Dean Rudolph Smithen

Dean Smithen often tells us that it seems like he is involved in extensive restoration works at every church he is posted.  From Anguilla to St. Kitts and now Antigua.  The Restoration of the Cathedral has been a challenge that every dean has faced as far back as I can remember.  Dean Baker, Dean Carty, Dean Lake and now Dean Smithen.  Let us hope and pray that Dean Smithen will be the last dean to shoulder this least for the next 100 years or so.

Dean J. Rudolph Smithen hopefully the last of the restoration deans.

Saturday, December 11, 2010

What does the restoration mean to you?

I started this blog in response to a request from committee and vestry members to keep a diary.  Truth be told with only one exception (Rememberance Day) I have not really posted my thoughts and opinions on this forum.  This blog is principally about the restoration construction activities that take place at the church.  More often or not when speaking about this blog I often say the blog, not my blog.  I prefer the restoration to have its own spirit and own identity and not be too unduly influenced by my opinions.  But who am I fooling?  Being invovled at so many levels and in so many ways, that is wishful thinking.

So now I am moved me to do something different today.  No doubt I am motivated to respond in someway to the barage of criticism that we have received in the press lately (Is the Cathedral's Integrity Being Undermined?).  And as much as I have tried to avoid it I will be making an "appearance" this Monday on Observer radio's Voice of the People.  Truth is the cirticism is actually a Godsend.  And much of the fears expressed have been due to a lack of information.  People have the right to know and criticism can be a good thing. 

But while my response on Monday will be to inform and assure people, the purpose of this post will be to publicise my personal motivation on this restoration. 

"Where there is no vision, the people perish." Proverbs 29:18

This restoration is and will continue to be technically challenging, financially intimidating and emotionally draining.  What manner of insanity possess us to attempt this at these times?  There are people who claim that we should close the Cathedral and build a new one.  The Restoration of St. John's Cathedral is worth it because of the beauty and significance of the building.  It is also an active house of worship.  Furthermore many Antiguans have expressed sentimental feelings for the Cathedral.  These are all good reasons for restoration.  But for me I see that the Restoration is a sermon.  A sermon in which all of us have a part to play and a part to say.  I do not believe that God needs the Cathedral in order to express His power and majesty.  He has far greater wonders on this planet and throughout the Universe.  But I believe He is pleased with the effect that the Cathedral has on our hearts.  The challenges we will meet and wrestle with and overcome will only be worthwhile in so far as they bring us closer to God and say to the world that we are a people who love our Creator.  Technically challenging, financially intimidating, emotionally draining but spiritually uplifting.

"Preach the Gospel always; use words only when necessary."

Thursday, December 9, 2010

Termite and water damaged wall beams

Interior wall repair from Phase II will have to done now as there is no way we will be able to refasten the interior wooden panels to these rotting timbers.
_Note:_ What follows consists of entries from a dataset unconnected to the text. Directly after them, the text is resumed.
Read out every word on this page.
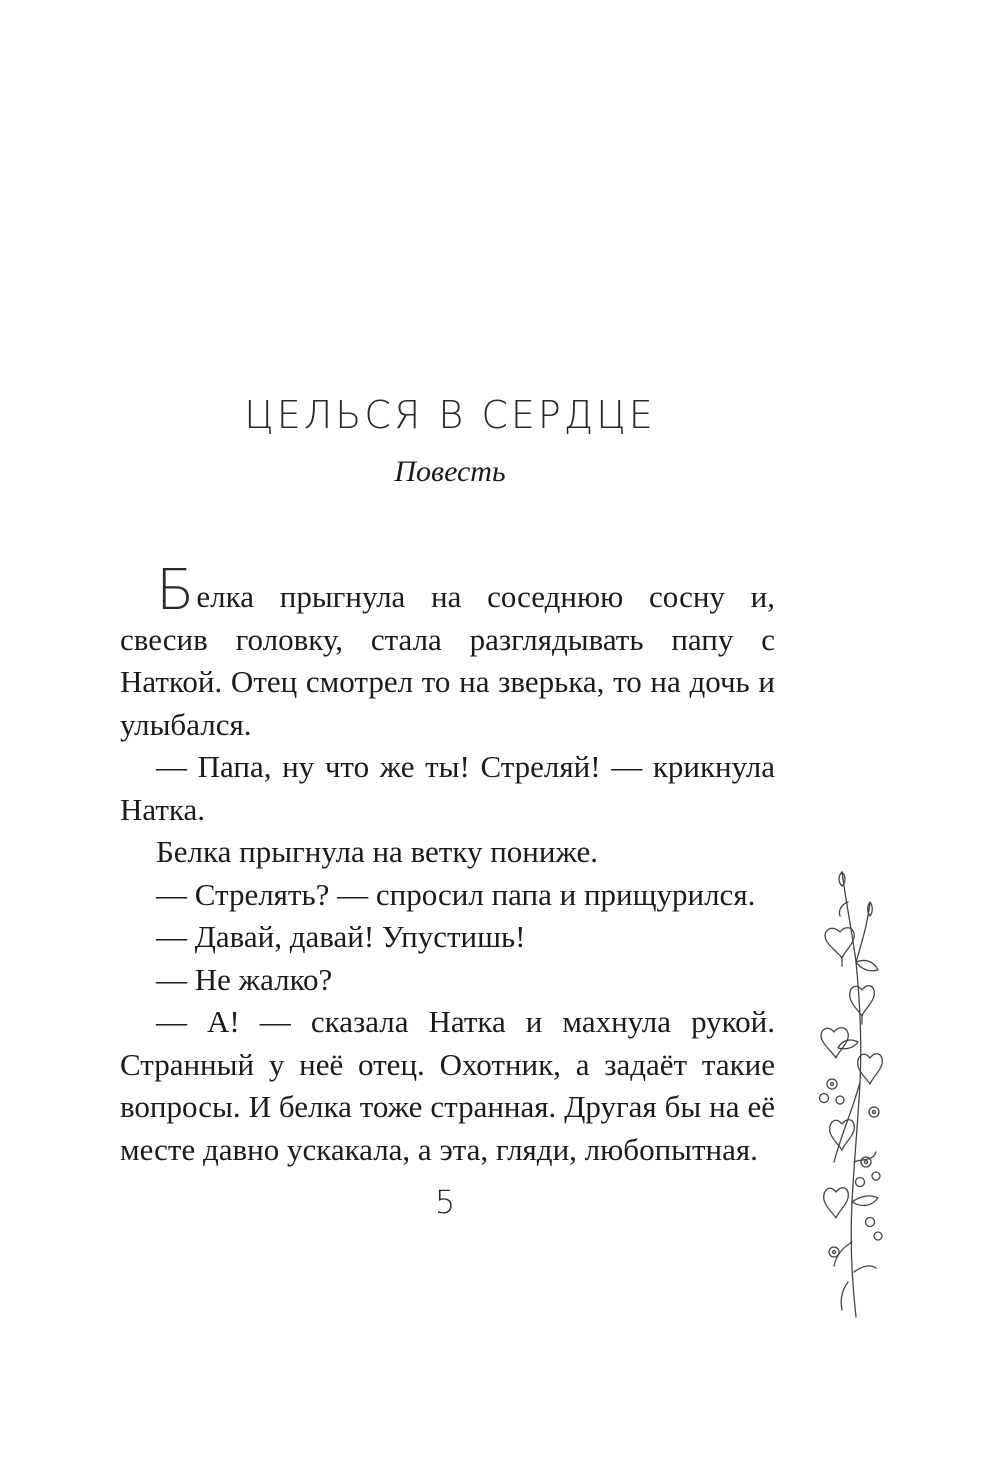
ЦЕЛЬСЯ В СЕРДЦЕ
Повесть

Белка прыгнула на соседнюю сосну и, свесив головку, стала разглядывать папу с Наткой. Отец смотрел то на зверька, то на дочь и улыбался.

— Папа, ну что же ты! Стреляй! — крикнула Натка.

Белка прыгнула на ветку пониже.

— Стрелять? — спросил папа и прищурился.

— Давай, давай! Упустишь!

— Не жалко?

— А! — сказала Натка и махнула рукой. Странный у неё отец. Охотник, а задаёт такие вопросы. И белка тоже странная. Другая бы на её месте давно ускакала, а эта, гляди, любопытная.

5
Wednesday, December 8, 2010

Early Electrical Wiring

We have seen quite a bit of early electrical wiring in the Cathedral.  My internet research has yielded that this was called "Knob and tube" wiring.
This next picture shows where the mains came into the building.  Note the ceramic tubes in the wooden louvres.

Here is the other side of that wall.  Note the structural cracks and the deteriorating stones.  God is keeping us busy.

Roof Works recommence

We have restarted the works on the roof. 

The dry rotted rafters have been removed.

The copper main gutters that lie just inside the parapet wall have been removed along with their timber supports. You can now see the brick inner lining of the outter walls.

Unfortunately we have uncovered some areas of termite damage in some of the main timbers.  These will also have to be replaced.